The LFC’s presentation lists eight items that explain the deficit difference. The LFC assumes use of tobacco settlement money for Medicaid, spending more than does the administration for TANF child care replacement ($33 million vs. $14 million), and continued higher employee contributions to retirement funds. The administration sees more growth of Medicaid spending than the LFC ($377 million vs. $280 million), replacing (somehow) temporary federal funds for higher education, more judicial spending and spending $25 million more for the “rest of state government.”

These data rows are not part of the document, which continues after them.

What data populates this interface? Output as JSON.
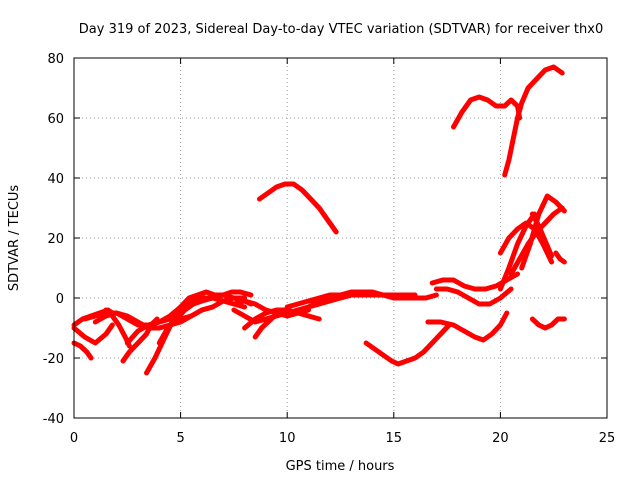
{
  "chart_data": {
    "type": "line",
    "title": "Day 319 of 2023, Sidereal Day-to-day VTEC variation (SDTVAR) for receiver thx0",
    "xlabel": "GPS time / hours",
    "ylabel": "SDTVAR / TECUs",
    "xlim": [
      0,
      25
    ],
    "ylim": [
      -40,
      80
    ],
    "xticks": [
      0,
      5,
      10,
      15,
      20,
      25
    ],
    "xtick_labels": [
      "0",
      "5",
      "10",
      "15",
      "20",
      "25"
    ],
    "yticks": [
      -40,
      -20,
      0,
      20,
      40,
      60,
      80
    ],
    "ytick_labels": [
      "-40",
      "-20",
      "0",
      "20",
      "40",
      "60",
      "80"
    ],
    "grid": true,
    "legend": "none",
    "series_color": "#ff0000",
    "series": [
      {
        "name": "trace-1",
        "x": [
          0.0,
          0.4,
          0.8,
          1.2,
          1.6,
          1.8
        ],
        "y": [
          -9,
          -7,
          -6,
          -5,
          -4,
          -5
        ]
      },
      {
        "name": "trace-2",
        "x": [
          0.0,
          0.3,
          0.6,
          0.8
        ],
        "y": [
          -15,
          -16,
          -18,
          -20
        ]
      },
      {
        "name": "trace-3",
        "x": [
          0.0,
          0.5,
          1.0,
          1.5,
          1.8
        ],
        "y": [
          -10,
          -13,
          -15,
          -12,
          -9
        ]
      },
      {
        "name": "trace-4",
        "x": [
          0.5,
          1.0,
          1.5,
          2.0,
          2.5,
          3.0,
          3.5,
          4.0,
          4.5,
          5.0,
          5.5,
          6.0,
          6.5,
          7.0,
          7.5,
          8.0
        ],
        "y": [
          -7,
          -6,
          -5,
          -5,
          -7,
          -9,
          -9,
          -8,
          -6,
          -3,
          -1,
          0,
          0,
          -1,
          -2,
          -3
        ]
      },
      {
        "name": "trace-5",
        "x": [
          1.0,
          1.5,
          2.0,
          2.5,
          3.0,
          3.5,
          4.0,
          4.5,
          5.0,
          5.5,
          6.0,
          6.5
        ],
        "y": [
          -8,
          -6,
          -5,
          -6,
          -8,
          -10,
          -10,
          -9,
          -8,
          -6,
          -4,
          -3
        ]
      },
      {
        "name": "trace-6",
        "x": [
          1.5,
          1.8,
          2.1,
          2.4,
          2.6
        ],
        "y": [
          -4,
          -6,
          -9,
          -13,
          -16
        ]
      },
      {
        "name": "trace-7",
        "x": [
          2.3,
          2.6,
          3.0,
          3.4,
          3.6,
          3.9
        ],
        "y": [
          -21,
          -18,
          -15,
          -12,
          -9,
          -7
        ]
      },
      {
        "name": "trace-8",
        "x": [
          2.5,
          3.0,
          3.5,
          4.0,
          4.5,
          5.0,
          5.5,
          6.0,
          6.5,
          7.0,
          7.5,
          8.0
        ],
        "y": [
          -15,
          -11,
          -9,
          -8,
          -7,
          -7,
          -6,
          -4,
          -3,
          -1,
          0,
          0
        ]
      },
      {
        "name": "trace-9",
        "x": [
          3.4,
          3.8,
          4.2,
          4.6,
          5.0,
          5.4,
          5.8,
          6.2,
          6.6,
          7.0,
          7.4,
          7.8,
          8.3
        ],
        "y": [
          -25,
          -20,
          -14,
          -8,
          -3,
          0,
          1,
          2,
          1,
          1,
          2,
          2,
          1
        ]
      },
      {
        "name": "trace-10",
        "x": [
          4.0,
          4.4,
          4.8,
          5.2,
          5.6,
          6.0,
          6.5,
          7.0,
          7.5,
          8.0,
          8.3
        ],
        "y": [
          -15,
          -10,
          -7,
          -4,
          -2,
          -1,
          0,
          1,
          0,
          -1,
          -2
        ]
      },
      {
        "name": "trace-11",
        "x": [
          7.5,
          8.0,
          8.5,
          9.0,
          9.5,
          10.0,
          10.5,
          11.0,
          11.5,
          12.0,
          12.5,
          13.0,
          13.5,
          14.0
        ],
        "y": [
          -4,
          -6,
          -8,
          -7,
          -6,
          -5,
          -4,
          -3,
          -2,
          -1,
          0,
          1,
          1,
          1
        ]
      },
      {
        "name": "trace-12",
        "x": [
          8.0,
          8.5,
          9.0,
          9.5,
          10.0,
          10.5,
          11.0,
          11.5
        ],
        "y": [
          -10,
          -7,
          -5,
          -4,
          -4,
          -5,
          -6,
          -7
        ]
      },
      {
        "name": "trace-13",
        "x": [
          8.5,
          8.8,
          9.1,
          9.4,
          9.7,
          10.0
        ],
        "y": [
          -13,
          -10,
          -8,
          -6,
          -5,
          -5
        ]
      },
      {
        "name": "trace-14",
        "x": [
          7.5,
          8.0,
          8.5,
          9.0,
          9.5,
          10.0,
          10.5,
          11.0
        ],
        "y": [
          -2,
          -1,
          -2,
          -4,
          -5,
          -6,
          -5,
          -4
        ]
      },
      {
        "name": "trace-15",
        "x": [
          10.0,
          10.5,
          11.0,
          11.5,
          12.0,
          12.5,
          13.0,
          13.5,
          14.0,
          14.5,
          15.0,
          15.5,
          16.0,
          16.5,
          17.0
        ],
        "y": [
          -6,
          -5,
          -3,
          -1,
          0,
          0,
          1,
          1,
          1,
          1,
          0,
          0,
          0,
          0,
          1
        ]
      },
      {
        "name": "trace-16",
        "x": [
          10.0,
          10.5,
          11.0,
          11.5,
          12.0,
          12.5,
          13.0,
          13.5,
          14.0,
          14.5,
          15.0,
          15.5,
          16.0
        ],
        "y": [
          -3,
          -2,
          -1,
          0,
          1,
          1,
          2,
          2,
          2,
          1,
          1,
          1,
          1
        ]
      },
      {
        "name": "trace-17",
        "x": [
          8.7,
          9.1,
          9.5,
          9.9,
          10.3,
          10.7,
          11.1,
          11.5,
          11.9,
          12.3
        ],
        "y": [
          33,
          35,
          37,
          38,
          38,
          36,
          33,
          30,
          26,
          22
        ]
      },
      {
        "name": "trace-18",
        "x": [
          13.7,
          14.1,
          14.5,
          14.9,
          15.2,
          15.6,
          16.0,
          16.4,
          16.8,
          17.2,
          17.6
        ],
        "y": [
          -15,
          -17,
          -19,
          -21,
          -22,
          -21,
          -20,
          -18,
          -15,
          -12,
          -9
        ]
      },
      {
        "name": "trace-19",
        "x": [
          16.8,
          17.3,
          17.8,
          18.3,
          18.8,
          19.3,
          19.8,
          20.3,
          20.8
        ],
        "y": [
          5,
          6,
          6,
          4,
          3,
          3,
          4,
          6,
          8
        ]
      },
      {
        "name": "trace-20",
        "x": [
          17.0,
          17.5,
          18.0,
          18.5,
          19.0,
          19.5,
          20.0,
          20.5
        ],
        "y": [
          3,
          3,
          2,
          0,
          -2,
          -2,
          0,
          3
        ]
      },
      {
        "name": "trace-21",
        "x": [
          16.6,
          17.2,
          17.8,
          18.3,
          18.8,
          19.2,
          19.6,
          20.0,
          20.3
        ],
        "y": [
          -8,
          -8,
          -9,
          -11,
          -13,
          -14,
          -12,
          -9,
          -5
        ]
      },
      {
        "name": "trace-22",
        "x": [
          17.8,
          18.2,
          18.6,
          19.0,
          19.4,
          19.8,
          20.2,
          20.5,
          20.8,
          20.9
        ],
        "y": [
          57,
          62,
          66,
          67,
          66,
          64,
          64,
          66,
          64,
          60
        ]
      },
      {
        "name": "trace-23",
        "x": [
          20.2,
          20.4,
          20.6,
          20.8,
          21.0,
          21.3,
          21.7,
          22.1,
          22.5,
          22.9
        ],
        "y": [
          41,
          46,
          53,
          60,
          65,
          70,
          73,
          76,
          77,
          75
        ]
      },
      {
        "name": "trace-24",
        "x": [
          20.0,
          20.4,
          20.8,
          21.2,
          21.6
        ],
        "y": [
          3,
          10,
          18,
          24,
          28
        ]
      },
      {
        "name": "trace-25",
        "x": [
          20.0,
          20.4,
          20.8,
          21.2,
          21.6,
          22.0,
          22.4
        ],
        "y": [
          15,
          20,
          23,
          25,
          23,
          18,
          12
        ]
      },
      {
        "name": "trace-26",
        "x": [
          20.5,
          20.9,
          21.3,
          21.7,
          22.1,
          22.5,
          22.9
        ],
        "y": [
          8,
          13,
          18,
          22,
          25,
          28,
          30
        ]
      },
      {
        "name": "trace-27",
        "x": [
          21.0,
          21.4,
          21.8,
          22.2,
          22.6,
          23.0
        ],
        "y": [
          10,
          18,
          28,
          34,
          32,
          29
        ]
      },
      {
        "name": "trace-28",
        "x": [
          21.5,
          21.8,
          22.1,
          22.4
        ],
        "y": [
          28,
          24,
          19,
          14
        ]
      },
      {
        "name": "trace-29",
        "x": [
          22.6,
          22.8,
          23.0
        ],
        "y": [
          15,
          13,
          12
        ]
      },
      {
        "name": "trace-30",
        "x": [
          21.5,
          21.8,
          22.1,
          22.4,
          22.7,
          23.0
        ],
        "y": [
          -7,
          -9,
          -10,
          -9,
          -7,
          -7
        ]
      }
    ]
  }
}
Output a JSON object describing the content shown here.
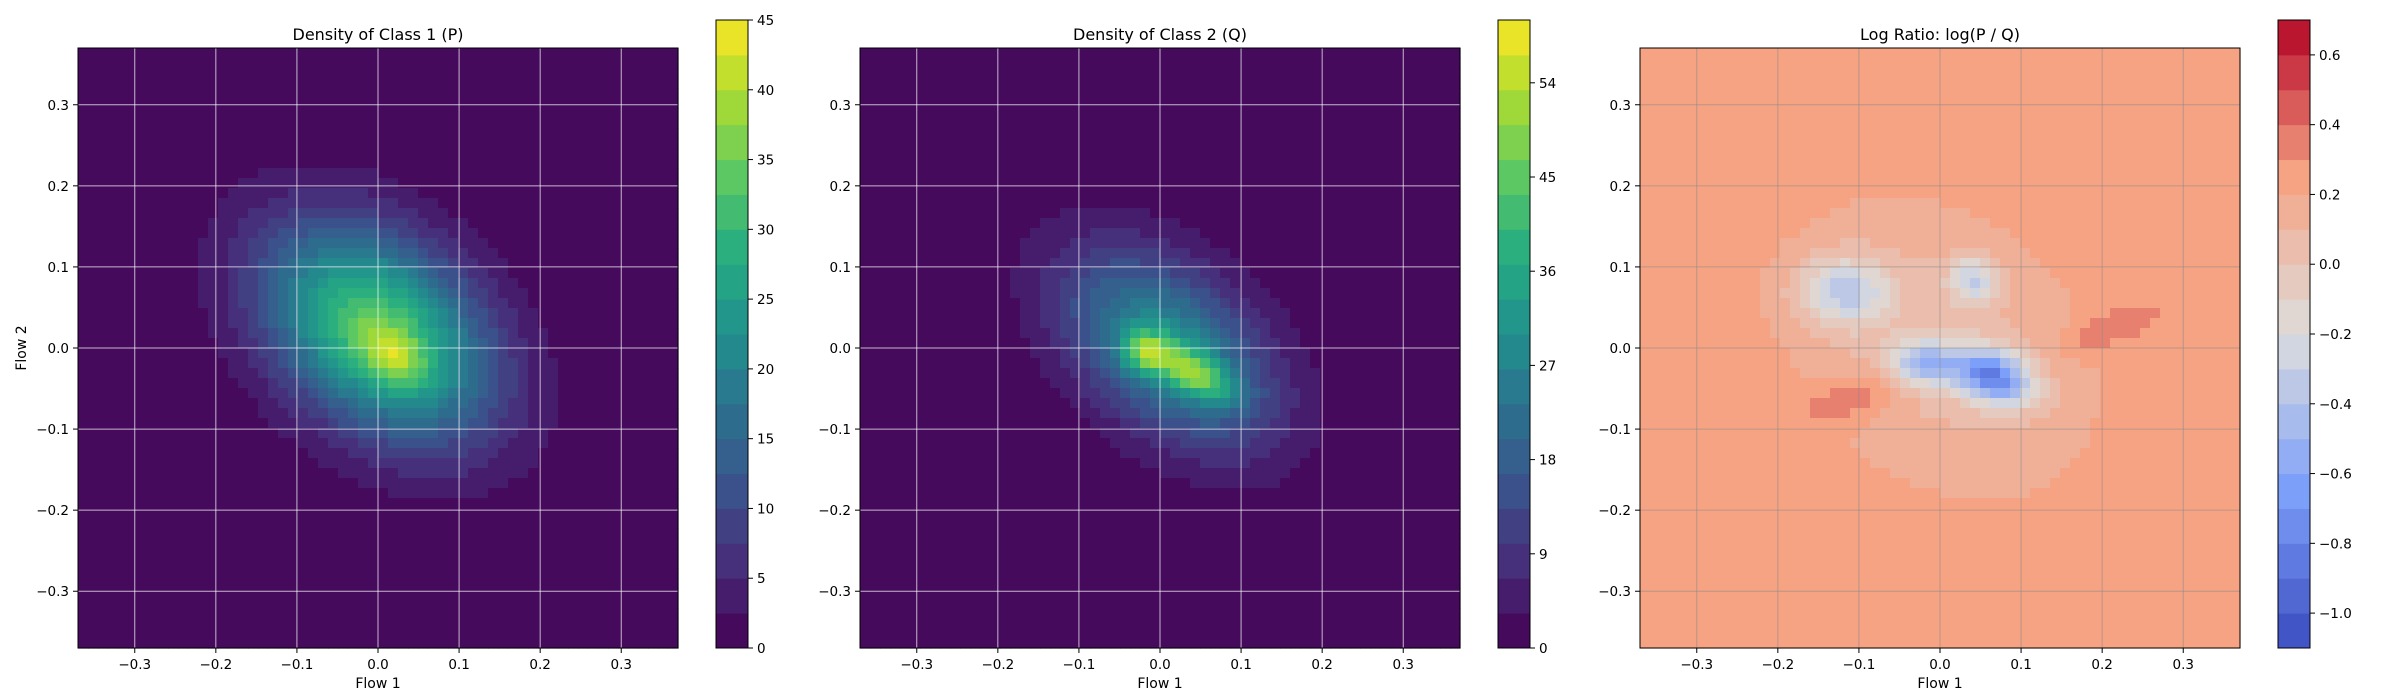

During the past two years, total appropriations are down 8.5 percent, the LFC says. Medicaid has dropped less than one percent with public schools down 6.2 percent, higher education down 11.6 percent and “other” with a 15 percent decline. In a way, the previous cuts and the specifics of projected deficits don’t matter much. That’s because the numbers remain large, and the solutions have to come from the incoming Martinez administration. The scenarios amount to “worse and worser” as LFC chair Rep. Lucky Varela put it.
A big cloud on the forecasts comes from the state economy, still in recession except for Las Cruces. UNM’s economic forecasting service, consistently wrong for several years, projects slight job growth next year. Another large cloud comes from swarming interest groups, all of them special.
Look out.
The assumption of maintaining current services is the biggest cloud. It can’t happen.